1 Roberts JM, Taylor RN, Musci TJ, Rodgers GM, Hubel CA, McLaughlin MK. Preeclampsia: an endothelial cell disorder. Am J Obstet Gynecol 1989; 161(5): 1200-4.
2 Redman CWG, Sargent IL. Latest advances in understanding preeclampsia. Science. 2005;308:1592-1594.
3 Sibai B, Dekker G, Kupferminc M. Pre-eclampsia. Lancet 2005;365(9461):785-99.
4 Redman CWG. Immunology of preeclampsia. Society of Gynecologic Investigation annual meeting. Feb 2006:19-20
5 Redman CWG, Sacks GP, Sargent IL. Preeclampsia: an excessive maternal inflammatory response to pregnancy. Am J Obstet Gynecol. 1999;180:499-506.
6 Hiby, SE, Walker JJ, O’Shaughnessy KM, et al. Combinations of maternal KIR and fetal HLA-C genes influence the risk of preeclampsia and reproductive success.
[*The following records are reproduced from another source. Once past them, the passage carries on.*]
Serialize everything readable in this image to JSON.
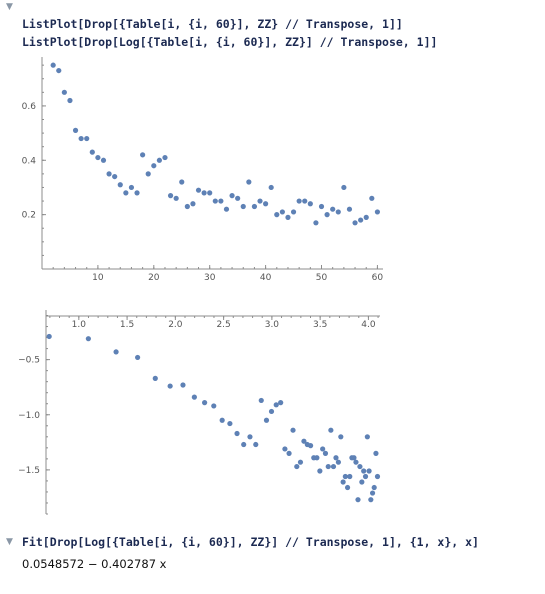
{
  "cells": {
    "input1": {
      "line1": "ListPlot[Drop[{Table[i, {i, 60}], ZZ} // Transpose, 1]]",
      "line2": "ListPlot[Drop[Log[{Table[i, {i, 60}], ZZ}] // Transpose, 1]]"
    },
    "input2": {
      "code": "Fit[Drop[Log[{Table[i, {i, 60}], ZZ}] // Transpose, 1], {1, x}, x]",
      "output": "0.0548572 − 0.402787 x"
    }
  },
  "icons": {
    "cell_toggle_top": "triangle-down-icon",
    "cell_toggle_fit": "triangle-right-icon"
  },
  "colors": {
    "points": "#5e81b5",
    "code": "#1c2a52"
  },
  "chart_data": [
    {
      "type": "scatter",
      "x_ticks": [
        "10",
        "20",
        "30",
        "40",
        "50",
        "60"
      ],
      "y_ticks": [
        "0.2",
        "0.4",
        "0.6"
      ],
      "xlim": [
        0,
        61
      ],
      "ylim": [
        0,
        0.78
      ],
      "x": [
        2,
        3,
        4,
        5,
        6,
        7,
        8,
        9,
        10,
        11,
        12,
        13,
        14,
        15,
        16,
        17,
        18,
        19,
        20,
        21,
        22,
        23,
        24,
        25,
        26,
        27,
        28,
        29,
        30,
        31,
        32,
        33,
        34,
        35,
        36,
        37,
        38,
        39,
        40,
        41,
        42,
        43,
        44,
        45,
        46,
        47,
        48,
        49,
        50,
        51,
        52,
        53,
        54,
        55,
        56,
        57,
        58,
        59,
        60
      ],
      "y": [
        0.75,
        0.73,
        0.65,
        0.62,
        0.51,
        0.48,
        0.48,
        0.43,
        0.41,
        0.4,
        0.35,
        0.34,
        0.31,
        0.28,
        0.3,
        0.28,
        0.42,
        0.35,
        0.38,
        0.4,
        0.41,
        0.27,
        0.26,
        0.32,
        0.23,
        0.24,
        0.29,
        0.28,
        0.28,
        0.25,
        0.25,
        0.22,
        0.27,
        0.26,
        0.23,
        0.32,
        0.23,
        0.25,
        0.24,
        0.3,
        0.2,
        0.21,
        0.19,
        0.21,
        0.25,
        0.25,
        0.24,
        0.17,
        0.23,
        0.2,
        0.22,
        0.21,
        0.3,
        0.22,
        0.17,
        0.18,
        0.19,
        0.26,
        0.21
      ]
    },
    {
      "type": "scatter",
      "x_ticks": [
        "1.0",
        "1.5",
        "2.0",
        "2.5",
        "3.0",
        "3.5",
        "4.0"
      ],
      "y_ticks": [
        "-0.5",
        "-1.0",
        "-1.5"
      ],
      "xlim": [
        0.66,
        4.12
      ],
      "ylim": [
        -1.9,
        -0.05
      ],
      "x": [
        0.693,
        1.099,
        1.386,
        1.609,
        1.792,
        1.946,
        2.079,
        2.197,
        2.303,
        2.398,
        2.485,
        2.565,
        2.639,
        2.708,
        2.773,
        2.833,
        2.89,
        2.944,
        2.996,
        3.045,
        3.091,
        3.135,
        3.178,
        3.219,
        3.258,
        3.296,
        3.332,
        3.367,
        3.401,
        3.434,
        3.466,
        3.497,
        3.526,
        3.555,
        3.584,
        3.611,
        3.638,
        3.664,
        3.689,
        3.714,
        3.738,
        3.761,
        3.784,
        3.807,
        3.829,
        3.85,
        3.871,
        3.892,
        3.912,
        3.932,
        3.951,
        3.97,
        3.989,
        4.007,
        4.025,
        4.043,
        4.06,
        4.078,
        4.094
      ],
      "y": [
        -0.29,
        -0.31,
        -0.43,
        -0.48,
        -0.67,
        -0.74,
        -0.73,
        -0.84,
        -0.89,
        -0.92,
        -1.05,
        -1.08,
        -1.17,
        -1.27,
        -1.2,
        -1.27,
        -0.87,
        -1.05,
        -0.97,
        -0.91,
        -0.89,
        -1.31,
        -1.35,
        -1.14,
        -1.47,
        -1.43,
        -1.24,
        -1.27,
        -1.28,
        -1.39,
        -1.39,
        -1.51,
        -1.31,
        -1.35,
        -1.47,
        -1.14,
        -1.47,
        -1.39,
        -1.43,
        -1.2,
        -1.61,
        -1.56,
        -1.66,
        -1.56,
        -1.39,
        -1.39,
        -1.43,
        -1.77,
        -1.47,
        -1.61,
        -1.51,
        -1.56,
        -1.2,
        -1.51,
        -1.77,
        -1.71,
        -1.66,
        -1.35,
        -1.56
      ]
    }
  ]
}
J Exp Med. 2004;200:957-965.
7 Levine RJ, Maynard SE, Qian C, Lim KH, England LJ, Yu KF, et al. Circulating angiogenic factors and the risk of preeclampsia. N Engl J Med 2004; 350(7):672-83.
8 Maynard SE, Min JY, Merchan J, Lim KH, Li J, Mondal S, et al. Excess placental soluble fms-like tyrosine kinase 1 (sFlt1) may contribute to endothelial dysfunction, hypertension, and proteinuria in preeclampsia. J Clin Invest 2003;111(5):649-58.
9 McMaster MT, Zhou Y, Fisher SJ. Abnormal placentation and the syndrome of preeclampsia. Semin Nephrol 2004; 24(6):540-7.